Muscat: Oman’s Shura and State Councils have recommended that the government raise taxes on petrochemical and mining companies.
The State Council recommended a 12 per cent tax but the elected body wants them to be taxed 35 per cent.
The Shura Council also said the current 15 per cent tax on Liquefied Natural Gas (LNG) was too low. It says the government should raise that to a whopping 55 per cent.
The government recently slapped a 15 per cent tax on companies in the mining, oil and gas sector, as it grapples with the fallout over low oil prices.
Oman’s Shura Council is elected by the people and has 85 members whereas the State Council’s 83 members are directly appointed by Sultan Qaboos.
Sultan Al Abri, a Shura council member, says members who voted against the proposal should be expelled.
He accused them of having a vested interest in the sectors by providing them mining equipment.
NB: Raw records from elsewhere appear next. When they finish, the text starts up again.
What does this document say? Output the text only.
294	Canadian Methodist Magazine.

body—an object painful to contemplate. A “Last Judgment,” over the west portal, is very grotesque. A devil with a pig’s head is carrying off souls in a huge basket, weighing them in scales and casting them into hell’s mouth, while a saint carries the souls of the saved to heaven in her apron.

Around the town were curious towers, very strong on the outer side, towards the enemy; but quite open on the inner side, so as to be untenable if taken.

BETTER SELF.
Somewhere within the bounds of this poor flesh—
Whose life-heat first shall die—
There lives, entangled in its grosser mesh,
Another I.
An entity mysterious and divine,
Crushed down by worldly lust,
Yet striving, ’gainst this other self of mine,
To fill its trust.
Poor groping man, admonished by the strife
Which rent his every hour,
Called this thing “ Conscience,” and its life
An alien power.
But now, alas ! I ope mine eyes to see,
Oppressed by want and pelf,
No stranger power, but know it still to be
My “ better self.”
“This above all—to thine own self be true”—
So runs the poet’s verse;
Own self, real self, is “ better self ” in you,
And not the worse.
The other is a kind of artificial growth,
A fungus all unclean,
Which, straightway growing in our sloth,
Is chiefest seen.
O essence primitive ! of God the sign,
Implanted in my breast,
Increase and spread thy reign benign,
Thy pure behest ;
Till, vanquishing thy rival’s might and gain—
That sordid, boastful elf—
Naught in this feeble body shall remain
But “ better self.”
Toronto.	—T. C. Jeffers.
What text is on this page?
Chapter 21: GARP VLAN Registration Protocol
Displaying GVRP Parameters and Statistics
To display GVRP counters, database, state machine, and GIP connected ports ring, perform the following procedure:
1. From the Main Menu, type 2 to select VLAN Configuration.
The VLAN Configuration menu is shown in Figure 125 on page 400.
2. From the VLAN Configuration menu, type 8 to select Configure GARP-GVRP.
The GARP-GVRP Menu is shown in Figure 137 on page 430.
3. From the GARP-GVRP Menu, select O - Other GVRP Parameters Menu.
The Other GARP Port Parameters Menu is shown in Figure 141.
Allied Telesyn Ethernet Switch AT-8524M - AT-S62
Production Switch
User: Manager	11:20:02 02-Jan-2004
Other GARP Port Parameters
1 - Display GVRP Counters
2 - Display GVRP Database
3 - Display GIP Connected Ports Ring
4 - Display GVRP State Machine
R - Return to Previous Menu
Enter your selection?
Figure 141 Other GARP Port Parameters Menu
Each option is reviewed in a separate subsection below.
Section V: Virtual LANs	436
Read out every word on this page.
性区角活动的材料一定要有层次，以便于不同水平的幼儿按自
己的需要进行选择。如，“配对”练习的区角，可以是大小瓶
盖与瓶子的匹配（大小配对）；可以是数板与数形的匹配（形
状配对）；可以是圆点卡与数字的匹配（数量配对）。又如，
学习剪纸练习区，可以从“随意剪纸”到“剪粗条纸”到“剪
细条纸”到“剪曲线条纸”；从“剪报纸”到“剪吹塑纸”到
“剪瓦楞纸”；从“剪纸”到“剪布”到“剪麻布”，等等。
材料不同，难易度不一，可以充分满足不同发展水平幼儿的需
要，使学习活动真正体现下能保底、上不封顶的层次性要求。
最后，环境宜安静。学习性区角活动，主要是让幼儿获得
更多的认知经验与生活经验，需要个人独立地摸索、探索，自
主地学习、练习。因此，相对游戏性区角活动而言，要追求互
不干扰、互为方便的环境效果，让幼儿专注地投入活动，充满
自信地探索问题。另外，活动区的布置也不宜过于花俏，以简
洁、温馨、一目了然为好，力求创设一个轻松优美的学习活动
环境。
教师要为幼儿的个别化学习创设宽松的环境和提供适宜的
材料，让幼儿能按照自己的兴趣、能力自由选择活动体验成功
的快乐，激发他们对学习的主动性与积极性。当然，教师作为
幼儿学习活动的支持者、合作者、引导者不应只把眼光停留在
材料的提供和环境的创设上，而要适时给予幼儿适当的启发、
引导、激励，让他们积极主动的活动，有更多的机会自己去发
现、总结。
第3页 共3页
Tawfiq Al Lawati, another Shura council member, said that some companies working in the mining, oil and gas sectors made over 100 million rials in 2014 alone with only 8 million of that revenue went to the government.
Oman posted a deficit of 1.6 billion rials in the first quarter of 2016 due to the drop in oil prices, according to the Financial Affairs and Energy Resources Council. The council recommended a review of non-oil revenues as well as rationalising expenditures.
Oman is facing a big challenge amid the plunge of the oil prices, which substantially has affected the country’s revenues, which declined by more than 50 per cent in 2015.
In 2015, the government posted a 4.5 billion rial deficit.